A MicroSD card cannot represent anything other than storage, by design.
Mine. Not asking whoever happens to have local physical access interactively, strictly speaking, as that just papers over one of the problems; but controlling what Human Input Devices are allowed when plugged in, by applying rules (keyable on various device parameters) set up by the administrator.
Working thus far on NetBSD, FreeBSD, and Linux. OpenBSD to come when I can actually get it to successfully install on the hardware that I have.
In principle there's no reason that X11 servers or Wayland systems cannot similarly provide find-grained control over auto-configuration instead of a just-automatically-merge-all-input-devices approach.
It's not an interactive approval process, remember. It's a ruleset-matching process. There's not really a chicken-and-egg problem where one builds up from nothing by interactively approving things at device insertion time using a keyboard, here. One does not have to begin with nothing, and one does not necessarily need to have any keyboard plugged in to the machine to adjust the ruleset.

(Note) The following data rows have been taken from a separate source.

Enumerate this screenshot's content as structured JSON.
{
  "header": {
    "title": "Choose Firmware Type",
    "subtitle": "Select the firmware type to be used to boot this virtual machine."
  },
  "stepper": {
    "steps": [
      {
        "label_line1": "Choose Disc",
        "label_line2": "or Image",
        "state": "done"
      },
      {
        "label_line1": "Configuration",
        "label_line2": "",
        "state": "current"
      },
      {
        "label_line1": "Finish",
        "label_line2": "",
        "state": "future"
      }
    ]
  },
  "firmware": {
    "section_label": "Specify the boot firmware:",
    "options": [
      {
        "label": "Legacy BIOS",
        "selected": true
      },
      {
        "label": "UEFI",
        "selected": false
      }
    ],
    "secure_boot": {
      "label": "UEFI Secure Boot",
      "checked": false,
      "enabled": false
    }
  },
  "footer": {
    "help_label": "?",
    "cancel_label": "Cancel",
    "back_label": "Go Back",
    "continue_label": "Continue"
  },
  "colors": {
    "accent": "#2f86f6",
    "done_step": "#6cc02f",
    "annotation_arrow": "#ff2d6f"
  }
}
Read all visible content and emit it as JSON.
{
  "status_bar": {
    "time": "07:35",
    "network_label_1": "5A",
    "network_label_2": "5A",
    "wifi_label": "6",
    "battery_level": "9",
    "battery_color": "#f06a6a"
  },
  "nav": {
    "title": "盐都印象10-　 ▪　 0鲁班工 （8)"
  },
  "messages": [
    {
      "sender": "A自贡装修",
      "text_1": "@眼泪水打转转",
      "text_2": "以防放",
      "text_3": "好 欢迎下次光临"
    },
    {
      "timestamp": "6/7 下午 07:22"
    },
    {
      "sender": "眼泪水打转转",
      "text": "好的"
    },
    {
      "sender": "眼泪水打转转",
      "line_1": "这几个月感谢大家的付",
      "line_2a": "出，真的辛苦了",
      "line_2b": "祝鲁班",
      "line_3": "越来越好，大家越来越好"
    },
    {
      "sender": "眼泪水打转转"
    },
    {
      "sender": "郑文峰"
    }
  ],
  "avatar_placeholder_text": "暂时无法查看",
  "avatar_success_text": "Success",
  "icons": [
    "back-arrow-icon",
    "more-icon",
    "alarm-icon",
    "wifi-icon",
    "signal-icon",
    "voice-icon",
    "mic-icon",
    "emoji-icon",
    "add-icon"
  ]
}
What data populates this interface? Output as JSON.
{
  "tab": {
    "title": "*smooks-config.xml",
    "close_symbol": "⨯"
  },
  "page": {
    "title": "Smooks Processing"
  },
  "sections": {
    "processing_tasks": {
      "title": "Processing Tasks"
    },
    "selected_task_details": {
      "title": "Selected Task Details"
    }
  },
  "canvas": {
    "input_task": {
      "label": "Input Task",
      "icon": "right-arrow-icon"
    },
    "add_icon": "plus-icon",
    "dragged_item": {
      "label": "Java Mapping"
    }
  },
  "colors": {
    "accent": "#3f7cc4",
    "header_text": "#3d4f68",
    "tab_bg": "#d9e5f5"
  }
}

The first possible approach is to start off with a non-empty ruleset that simply uses the "old model" (q.v.) and then switch to "opt-in" before commissioning the machine.
The second possible approach is to configure the rules from empty having logged in via the network (or a serial terminal).
The third possible approach is actually the same answer that you are envisaging for the laptop. On the laptop you "know" where the USB builtin keyboard will appear, and you start off having a rule that exactly matches it. If there's a "known" keyboard that comes "in the box" with some other type of machine, you preconfigure for that whatever it is. You can loosen it to matching everything on one specific bus, or the specific vendor/product of the supplied keyboard wherever it may be plugged in, or some such, according to what is "known" about the system; and then tighten the ruleset before commissioning the machine, as before.
The fourth possible approach is to take the boot DASD out, add it to another machine, and change the rules with that machine.
The fifth possible approach is for there to be a step that is part of installation that enumerates what is present at installation time and sets up appropriate rules for it.